俳句は五・七・五、わずか17音で表現される「世界一短い詩」とも言われます。
芭蕉の時代に「俳句」はなかった
俳句といえば松尾芭蕉(1644〜1694年)。「古池や蛙飛びこむ水の音」はあまりに有名です。
ところが、芭蕉が生きた江戸時代には「俳句」という言葉そのものが存在していませんでした。当時は「俳諧」と呼ばれる文芸の中の、五・七・五にあたる「発句(ほっく)」という位置づけでした。
俳諧はもともと、複数人が句を連ねていく「連歌」の一種。その一番最初に詠まれる句が発句です。芭蕉はこの発句を独立した芸術の域まで高めた人物、というのが正確な立ち位置になります。
「俳句」と名付けたのは正岡子規
では「俳句」という呼び方は誰が作ったのか。明治時代の正岡子規(1867〜1902年)です。
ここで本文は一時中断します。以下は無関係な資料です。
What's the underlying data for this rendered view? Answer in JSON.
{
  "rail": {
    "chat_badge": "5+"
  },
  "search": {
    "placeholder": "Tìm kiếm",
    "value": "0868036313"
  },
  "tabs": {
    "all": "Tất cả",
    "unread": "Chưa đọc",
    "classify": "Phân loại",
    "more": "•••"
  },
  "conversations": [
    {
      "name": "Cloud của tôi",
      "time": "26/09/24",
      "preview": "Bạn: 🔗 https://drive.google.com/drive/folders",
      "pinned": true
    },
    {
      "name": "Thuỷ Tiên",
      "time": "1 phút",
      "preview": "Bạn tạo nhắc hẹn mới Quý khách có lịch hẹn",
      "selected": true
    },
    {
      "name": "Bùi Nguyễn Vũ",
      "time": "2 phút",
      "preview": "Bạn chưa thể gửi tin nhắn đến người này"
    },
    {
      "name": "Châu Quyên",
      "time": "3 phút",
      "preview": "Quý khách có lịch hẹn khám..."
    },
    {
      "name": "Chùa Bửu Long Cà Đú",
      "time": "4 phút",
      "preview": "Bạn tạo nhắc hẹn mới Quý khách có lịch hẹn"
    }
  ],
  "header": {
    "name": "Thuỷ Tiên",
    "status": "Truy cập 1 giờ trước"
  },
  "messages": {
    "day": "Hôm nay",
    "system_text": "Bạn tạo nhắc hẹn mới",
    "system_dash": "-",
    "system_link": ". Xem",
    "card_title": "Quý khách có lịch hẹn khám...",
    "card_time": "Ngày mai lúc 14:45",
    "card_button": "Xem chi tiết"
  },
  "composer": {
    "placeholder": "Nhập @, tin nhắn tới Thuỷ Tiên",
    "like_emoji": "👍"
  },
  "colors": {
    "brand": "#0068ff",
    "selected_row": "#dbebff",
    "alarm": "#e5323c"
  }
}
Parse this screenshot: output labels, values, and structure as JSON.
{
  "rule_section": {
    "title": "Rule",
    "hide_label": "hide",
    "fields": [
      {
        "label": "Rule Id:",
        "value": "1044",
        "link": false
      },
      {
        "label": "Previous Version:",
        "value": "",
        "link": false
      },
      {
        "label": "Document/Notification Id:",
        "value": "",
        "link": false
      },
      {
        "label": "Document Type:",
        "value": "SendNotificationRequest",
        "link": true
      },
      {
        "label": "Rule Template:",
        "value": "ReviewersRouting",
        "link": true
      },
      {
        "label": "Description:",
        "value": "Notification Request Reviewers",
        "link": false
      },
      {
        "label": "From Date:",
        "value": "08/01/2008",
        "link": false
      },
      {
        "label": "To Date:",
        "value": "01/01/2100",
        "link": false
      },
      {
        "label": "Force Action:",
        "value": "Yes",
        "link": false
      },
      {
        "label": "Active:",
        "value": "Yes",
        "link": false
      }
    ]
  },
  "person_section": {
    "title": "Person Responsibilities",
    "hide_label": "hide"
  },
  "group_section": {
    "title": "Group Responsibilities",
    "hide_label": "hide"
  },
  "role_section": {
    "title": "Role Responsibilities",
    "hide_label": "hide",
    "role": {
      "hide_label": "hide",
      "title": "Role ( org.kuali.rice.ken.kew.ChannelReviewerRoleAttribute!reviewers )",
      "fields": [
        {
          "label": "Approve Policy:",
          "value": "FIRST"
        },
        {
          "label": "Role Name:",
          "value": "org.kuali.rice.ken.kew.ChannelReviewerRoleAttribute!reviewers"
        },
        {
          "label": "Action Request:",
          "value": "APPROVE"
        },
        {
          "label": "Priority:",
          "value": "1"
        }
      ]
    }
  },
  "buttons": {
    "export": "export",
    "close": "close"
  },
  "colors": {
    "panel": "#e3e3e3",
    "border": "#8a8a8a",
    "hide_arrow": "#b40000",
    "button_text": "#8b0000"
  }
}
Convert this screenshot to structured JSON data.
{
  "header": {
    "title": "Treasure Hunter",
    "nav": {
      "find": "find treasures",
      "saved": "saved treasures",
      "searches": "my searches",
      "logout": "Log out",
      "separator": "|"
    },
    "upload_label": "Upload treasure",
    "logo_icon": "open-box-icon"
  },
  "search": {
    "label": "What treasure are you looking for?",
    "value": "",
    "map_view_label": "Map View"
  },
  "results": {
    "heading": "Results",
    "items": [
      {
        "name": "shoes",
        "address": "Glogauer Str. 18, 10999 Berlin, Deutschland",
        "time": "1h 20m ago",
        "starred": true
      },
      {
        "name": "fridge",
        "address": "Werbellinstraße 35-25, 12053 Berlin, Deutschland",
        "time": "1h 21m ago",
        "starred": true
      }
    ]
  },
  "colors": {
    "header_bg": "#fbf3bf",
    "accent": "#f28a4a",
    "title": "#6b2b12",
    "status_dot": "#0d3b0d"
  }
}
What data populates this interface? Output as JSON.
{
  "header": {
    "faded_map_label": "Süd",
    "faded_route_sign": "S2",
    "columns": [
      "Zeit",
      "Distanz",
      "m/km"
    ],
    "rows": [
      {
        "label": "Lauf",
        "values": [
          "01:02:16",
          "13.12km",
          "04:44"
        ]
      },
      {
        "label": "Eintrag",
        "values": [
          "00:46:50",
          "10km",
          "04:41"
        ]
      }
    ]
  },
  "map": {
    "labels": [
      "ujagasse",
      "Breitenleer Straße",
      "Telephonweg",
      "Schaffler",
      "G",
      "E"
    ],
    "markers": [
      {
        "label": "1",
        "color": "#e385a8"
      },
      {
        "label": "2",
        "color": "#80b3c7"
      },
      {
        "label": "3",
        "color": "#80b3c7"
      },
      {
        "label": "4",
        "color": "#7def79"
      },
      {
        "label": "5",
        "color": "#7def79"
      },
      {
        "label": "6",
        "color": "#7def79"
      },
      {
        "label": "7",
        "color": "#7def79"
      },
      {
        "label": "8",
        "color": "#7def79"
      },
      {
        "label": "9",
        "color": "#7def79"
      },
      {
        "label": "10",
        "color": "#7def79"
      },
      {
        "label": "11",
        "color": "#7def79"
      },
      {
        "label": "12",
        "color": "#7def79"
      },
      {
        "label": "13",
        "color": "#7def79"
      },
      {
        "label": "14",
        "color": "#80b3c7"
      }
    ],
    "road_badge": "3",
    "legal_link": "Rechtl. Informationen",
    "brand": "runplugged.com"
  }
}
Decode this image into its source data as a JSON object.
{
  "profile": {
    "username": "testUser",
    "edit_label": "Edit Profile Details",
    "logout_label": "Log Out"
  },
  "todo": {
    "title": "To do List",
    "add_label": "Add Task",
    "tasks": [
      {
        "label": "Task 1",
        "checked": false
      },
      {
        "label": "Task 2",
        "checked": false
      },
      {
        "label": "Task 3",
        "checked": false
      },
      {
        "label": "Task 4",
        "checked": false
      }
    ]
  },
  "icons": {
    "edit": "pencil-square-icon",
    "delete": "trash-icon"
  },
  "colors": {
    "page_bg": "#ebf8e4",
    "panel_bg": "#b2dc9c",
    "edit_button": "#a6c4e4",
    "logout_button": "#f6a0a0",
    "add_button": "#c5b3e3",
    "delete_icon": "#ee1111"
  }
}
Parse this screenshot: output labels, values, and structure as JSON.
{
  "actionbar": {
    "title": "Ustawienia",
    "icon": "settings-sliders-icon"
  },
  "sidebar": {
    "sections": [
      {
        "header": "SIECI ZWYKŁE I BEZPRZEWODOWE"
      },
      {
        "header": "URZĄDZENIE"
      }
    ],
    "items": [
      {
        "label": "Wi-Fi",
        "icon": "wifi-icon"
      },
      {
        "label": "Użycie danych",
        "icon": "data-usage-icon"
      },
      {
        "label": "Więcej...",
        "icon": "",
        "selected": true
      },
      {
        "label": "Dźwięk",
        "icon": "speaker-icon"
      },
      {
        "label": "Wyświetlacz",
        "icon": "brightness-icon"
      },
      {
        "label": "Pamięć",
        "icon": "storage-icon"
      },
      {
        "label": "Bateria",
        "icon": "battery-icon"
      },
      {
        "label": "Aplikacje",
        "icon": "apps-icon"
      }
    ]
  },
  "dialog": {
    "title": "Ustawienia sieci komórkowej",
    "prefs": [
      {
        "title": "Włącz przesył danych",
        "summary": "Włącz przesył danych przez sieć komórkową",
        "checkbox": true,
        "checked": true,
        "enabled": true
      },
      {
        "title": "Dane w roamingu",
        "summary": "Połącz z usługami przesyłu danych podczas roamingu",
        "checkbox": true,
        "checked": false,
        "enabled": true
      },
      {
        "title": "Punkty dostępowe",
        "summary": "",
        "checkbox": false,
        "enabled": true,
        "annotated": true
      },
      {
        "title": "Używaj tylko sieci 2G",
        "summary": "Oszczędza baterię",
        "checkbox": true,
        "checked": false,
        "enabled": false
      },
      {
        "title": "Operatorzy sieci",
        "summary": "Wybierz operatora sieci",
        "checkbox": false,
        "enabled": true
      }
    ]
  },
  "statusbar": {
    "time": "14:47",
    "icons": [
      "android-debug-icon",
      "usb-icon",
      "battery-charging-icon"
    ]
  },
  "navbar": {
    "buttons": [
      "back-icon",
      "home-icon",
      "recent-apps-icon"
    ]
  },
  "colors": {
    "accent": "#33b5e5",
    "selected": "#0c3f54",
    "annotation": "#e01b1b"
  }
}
子規は発句を連歌から切り離し、独立した文学として確立。その際に「俳句」という新しい呼称を定着させました。生涯に20万を超える句を詠んだとされ、代表作に「柿くへば鐘が鳴るなり法隆寺」があります。
季語という小さなルール
俳句には、季節を表す言葉「季語」を1つ入れるという緩やかな決まりがあります。
たった17音の中に、季節の空気や心の動きを閉じ込める。難しく考えずに、ふと感じたことを言葉にしてみる。俳句の日はそんな体験をしてみるきっかけになる日でもあります。
よくある質問
Q. 川柳と俳句の違いは?
A. どちらも五・七・五ですが、俳句は季語を入れるのが基本で自然や季節を詠むことが多いのに対し、川柳は季語が不要で、人事や世相をユーモラスに詠むことが多いという違いがあります。
Q. 8月19日に何かイベントはある?
A. この日にあわせて句会やイベントを行う俳句団体があります。実施内容は年や団体によって異なります。